Steel is the new blight block

From Detroit to Pontiac, neighborhoods all over Metro Detroit are dotted with boarded up houses. But now the way cities keep people out of those vacant properties is changing. Instead of plywood, some communities are switching to steel. That change is already making a difference in Highland Park, on streets plagued by blight and crime.

"I can walk right over there to this house, take my hands, apply it to plywood and it will fall in," said Robert Mosley, a Highland Park resident. 

Walk down a street in Highland Park and you will probably see a vacant home boarded up with plywood. But after a child was sexually assaulted last year in this vacant house on Church, residents like Robert Mosley and city leaders knew something had to be done. 

"This here will deter any criminal to try to gain access," said Highland Park Police Chief Kevin Coney.
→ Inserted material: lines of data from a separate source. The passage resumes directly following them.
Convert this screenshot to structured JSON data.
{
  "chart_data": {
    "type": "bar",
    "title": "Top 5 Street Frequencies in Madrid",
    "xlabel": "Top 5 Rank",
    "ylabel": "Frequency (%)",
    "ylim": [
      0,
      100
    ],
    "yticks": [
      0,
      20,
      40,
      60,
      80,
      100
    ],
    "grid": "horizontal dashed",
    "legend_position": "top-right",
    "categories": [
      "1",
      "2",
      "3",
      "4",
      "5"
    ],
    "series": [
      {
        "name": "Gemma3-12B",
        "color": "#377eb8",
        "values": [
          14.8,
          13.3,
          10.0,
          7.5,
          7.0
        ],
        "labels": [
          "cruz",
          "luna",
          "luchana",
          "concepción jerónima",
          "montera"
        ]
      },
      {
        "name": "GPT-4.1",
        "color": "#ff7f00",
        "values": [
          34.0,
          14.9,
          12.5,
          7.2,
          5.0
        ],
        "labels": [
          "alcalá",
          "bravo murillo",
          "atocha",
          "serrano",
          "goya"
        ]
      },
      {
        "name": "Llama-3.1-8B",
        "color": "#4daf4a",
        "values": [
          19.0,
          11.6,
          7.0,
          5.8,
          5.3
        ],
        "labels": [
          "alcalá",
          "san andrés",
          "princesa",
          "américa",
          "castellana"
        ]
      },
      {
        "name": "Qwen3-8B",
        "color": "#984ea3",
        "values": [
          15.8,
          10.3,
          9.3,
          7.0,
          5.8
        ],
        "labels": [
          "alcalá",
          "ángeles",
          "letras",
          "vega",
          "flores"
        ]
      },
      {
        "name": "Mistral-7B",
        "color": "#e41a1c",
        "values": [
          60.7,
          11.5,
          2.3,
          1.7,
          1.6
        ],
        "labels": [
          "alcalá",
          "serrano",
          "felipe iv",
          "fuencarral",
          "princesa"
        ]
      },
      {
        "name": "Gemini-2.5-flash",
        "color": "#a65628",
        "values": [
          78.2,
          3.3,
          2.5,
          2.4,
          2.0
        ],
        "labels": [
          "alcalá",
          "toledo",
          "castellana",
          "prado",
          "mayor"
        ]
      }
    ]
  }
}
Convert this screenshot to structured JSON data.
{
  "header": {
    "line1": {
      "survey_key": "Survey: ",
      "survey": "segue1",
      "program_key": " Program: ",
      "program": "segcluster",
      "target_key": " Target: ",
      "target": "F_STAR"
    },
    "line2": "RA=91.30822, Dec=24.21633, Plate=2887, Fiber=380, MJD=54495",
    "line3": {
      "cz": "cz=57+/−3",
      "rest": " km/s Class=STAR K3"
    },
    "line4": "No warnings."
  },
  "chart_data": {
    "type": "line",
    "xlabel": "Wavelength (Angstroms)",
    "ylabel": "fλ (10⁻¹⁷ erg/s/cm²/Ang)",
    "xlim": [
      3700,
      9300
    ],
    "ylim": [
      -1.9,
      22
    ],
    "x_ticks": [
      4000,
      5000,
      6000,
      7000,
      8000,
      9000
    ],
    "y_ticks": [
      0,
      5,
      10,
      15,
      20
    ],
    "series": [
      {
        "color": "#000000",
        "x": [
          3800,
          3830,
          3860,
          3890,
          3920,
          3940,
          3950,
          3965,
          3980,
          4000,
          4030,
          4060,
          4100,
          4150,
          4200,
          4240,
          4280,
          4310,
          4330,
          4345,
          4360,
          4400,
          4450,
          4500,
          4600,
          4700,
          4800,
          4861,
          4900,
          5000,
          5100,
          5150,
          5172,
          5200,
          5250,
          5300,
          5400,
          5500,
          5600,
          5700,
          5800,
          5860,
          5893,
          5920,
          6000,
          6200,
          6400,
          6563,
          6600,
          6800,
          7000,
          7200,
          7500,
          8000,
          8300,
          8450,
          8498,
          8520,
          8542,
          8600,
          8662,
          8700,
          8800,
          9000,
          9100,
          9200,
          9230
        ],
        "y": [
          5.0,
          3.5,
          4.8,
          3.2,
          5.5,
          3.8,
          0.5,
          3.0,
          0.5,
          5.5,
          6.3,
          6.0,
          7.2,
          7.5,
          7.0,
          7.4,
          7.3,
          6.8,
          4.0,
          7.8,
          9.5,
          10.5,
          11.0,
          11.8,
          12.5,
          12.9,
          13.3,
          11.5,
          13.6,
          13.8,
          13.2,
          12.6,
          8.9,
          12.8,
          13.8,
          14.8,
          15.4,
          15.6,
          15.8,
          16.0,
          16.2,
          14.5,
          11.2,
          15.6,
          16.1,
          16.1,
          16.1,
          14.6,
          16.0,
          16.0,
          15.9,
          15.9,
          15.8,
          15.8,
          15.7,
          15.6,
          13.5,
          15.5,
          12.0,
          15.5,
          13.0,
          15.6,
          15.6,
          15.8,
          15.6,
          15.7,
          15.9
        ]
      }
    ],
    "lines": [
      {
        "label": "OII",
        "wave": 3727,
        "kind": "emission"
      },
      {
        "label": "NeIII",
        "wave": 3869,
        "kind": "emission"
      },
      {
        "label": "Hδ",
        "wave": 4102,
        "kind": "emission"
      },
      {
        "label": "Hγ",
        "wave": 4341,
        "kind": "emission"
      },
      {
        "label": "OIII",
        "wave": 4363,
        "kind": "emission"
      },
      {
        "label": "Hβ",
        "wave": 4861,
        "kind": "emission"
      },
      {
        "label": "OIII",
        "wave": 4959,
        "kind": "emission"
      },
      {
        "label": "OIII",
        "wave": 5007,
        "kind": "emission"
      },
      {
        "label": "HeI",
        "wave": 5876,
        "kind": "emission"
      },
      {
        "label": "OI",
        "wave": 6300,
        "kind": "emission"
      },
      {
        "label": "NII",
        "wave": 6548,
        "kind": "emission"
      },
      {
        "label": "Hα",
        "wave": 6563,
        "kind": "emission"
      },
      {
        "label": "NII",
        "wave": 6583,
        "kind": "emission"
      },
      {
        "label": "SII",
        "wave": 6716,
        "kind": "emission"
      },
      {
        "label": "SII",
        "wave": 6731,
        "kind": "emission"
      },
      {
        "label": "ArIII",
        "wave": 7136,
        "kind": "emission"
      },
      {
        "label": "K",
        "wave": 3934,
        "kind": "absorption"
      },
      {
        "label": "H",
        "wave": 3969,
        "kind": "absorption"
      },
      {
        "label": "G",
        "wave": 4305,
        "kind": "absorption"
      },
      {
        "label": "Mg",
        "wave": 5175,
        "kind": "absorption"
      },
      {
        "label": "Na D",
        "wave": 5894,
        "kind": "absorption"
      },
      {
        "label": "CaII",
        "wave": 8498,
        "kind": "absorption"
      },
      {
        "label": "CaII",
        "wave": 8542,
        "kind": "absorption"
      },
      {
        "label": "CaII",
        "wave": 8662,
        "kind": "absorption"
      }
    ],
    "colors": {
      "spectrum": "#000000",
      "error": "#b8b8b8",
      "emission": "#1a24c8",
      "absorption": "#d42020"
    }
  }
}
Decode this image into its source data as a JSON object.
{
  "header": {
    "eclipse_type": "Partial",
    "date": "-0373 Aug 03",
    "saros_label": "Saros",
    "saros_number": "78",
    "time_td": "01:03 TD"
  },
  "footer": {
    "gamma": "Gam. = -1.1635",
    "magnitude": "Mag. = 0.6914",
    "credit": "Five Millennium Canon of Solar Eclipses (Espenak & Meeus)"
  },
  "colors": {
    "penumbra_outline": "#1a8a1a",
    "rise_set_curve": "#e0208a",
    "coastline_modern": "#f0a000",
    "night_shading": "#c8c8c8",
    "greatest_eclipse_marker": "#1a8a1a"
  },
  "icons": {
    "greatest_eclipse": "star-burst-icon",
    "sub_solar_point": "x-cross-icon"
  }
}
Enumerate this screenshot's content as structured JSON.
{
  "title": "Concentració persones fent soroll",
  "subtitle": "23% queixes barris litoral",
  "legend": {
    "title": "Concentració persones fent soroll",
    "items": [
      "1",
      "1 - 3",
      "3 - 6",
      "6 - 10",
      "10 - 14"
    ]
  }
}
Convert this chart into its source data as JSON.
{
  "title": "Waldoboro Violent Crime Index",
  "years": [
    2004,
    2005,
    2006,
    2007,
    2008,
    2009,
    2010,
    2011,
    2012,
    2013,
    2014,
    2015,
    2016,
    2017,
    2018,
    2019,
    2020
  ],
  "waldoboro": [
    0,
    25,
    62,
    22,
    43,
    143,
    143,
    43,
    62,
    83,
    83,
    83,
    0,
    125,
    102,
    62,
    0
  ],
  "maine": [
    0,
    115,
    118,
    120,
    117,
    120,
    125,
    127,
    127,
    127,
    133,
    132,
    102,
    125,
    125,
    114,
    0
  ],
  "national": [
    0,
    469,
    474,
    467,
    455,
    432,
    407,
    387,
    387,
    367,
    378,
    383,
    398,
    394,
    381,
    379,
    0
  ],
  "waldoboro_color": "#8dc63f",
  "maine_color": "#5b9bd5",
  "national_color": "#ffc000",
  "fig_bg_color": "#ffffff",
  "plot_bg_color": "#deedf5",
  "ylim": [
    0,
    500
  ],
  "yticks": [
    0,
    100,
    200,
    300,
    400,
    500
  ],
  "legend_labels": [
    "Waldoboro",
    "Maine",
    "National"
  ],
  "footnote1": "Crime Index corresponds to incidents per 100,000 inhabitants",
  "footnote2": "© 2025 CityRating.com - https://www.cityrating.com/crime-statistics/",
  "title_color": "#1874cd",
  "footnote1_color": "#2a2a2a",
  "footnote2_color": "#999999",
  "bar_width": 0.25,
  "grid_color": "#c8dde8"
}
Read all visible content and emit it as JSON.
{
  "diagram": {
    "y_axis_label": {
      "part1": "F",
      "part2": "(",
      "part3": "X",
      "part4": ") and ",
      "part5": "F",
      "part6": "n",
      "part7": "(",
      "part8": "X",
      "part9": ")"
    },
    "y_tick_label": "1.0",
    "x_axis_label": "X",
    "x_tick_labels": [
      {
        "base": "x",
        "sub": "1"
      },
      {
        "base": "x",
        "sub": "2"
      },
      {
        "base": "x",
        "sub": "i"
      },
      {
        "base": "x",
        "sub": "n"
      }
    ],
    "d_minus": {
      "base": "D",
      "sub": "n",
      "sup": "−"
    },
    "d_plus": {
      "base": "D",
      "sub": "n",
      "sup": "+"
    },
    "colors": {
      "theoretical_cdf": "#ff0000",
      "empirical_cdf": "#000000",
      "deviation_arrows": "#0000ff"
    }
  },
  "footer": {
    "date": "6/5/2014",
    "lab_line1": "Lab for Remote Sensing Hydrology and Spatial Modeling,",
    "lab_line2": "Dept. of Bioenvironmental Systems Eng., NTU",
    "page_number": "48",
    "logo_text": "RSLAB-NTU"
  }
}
They say the answer is simple: use metal and not wood to board up these homes.

There's only been a one percent rate where someone has successfully been able to get product off and gain access and in both instances it took couple of hours," said Eric Foster from JNF Global Product Solutions.

Eric Foster represents a group that is pushing for the use of metal over wood to secure vacant homes to help keep communities safe. He says so far, cities like Highland Park and Inkster have jumped onboard, despite some critics saying metal costs more than wood.

Foster says prices vary, but you can secure a home using metal for about $1,500 versus around $850 for wood. But the wood can't be used over and over again.

"You can use this three or four times, you get long term use of it and this is not going to be solved overnight," said Highland Park Fire Chief Derek Hillman. 

Some critics of the initiative say using metal just gives scrappers another item to get their hands on, but those in favor of program say think again.

"For a scrapper, the value is $150 value that we've been able to determine for the product if it was scrapped, but what we've seen is that people go to the easier to access homes, the homes they can enter without force and that's the plywood," said Foster.

"If we can get rid of all this, it will help the community," said Mosley.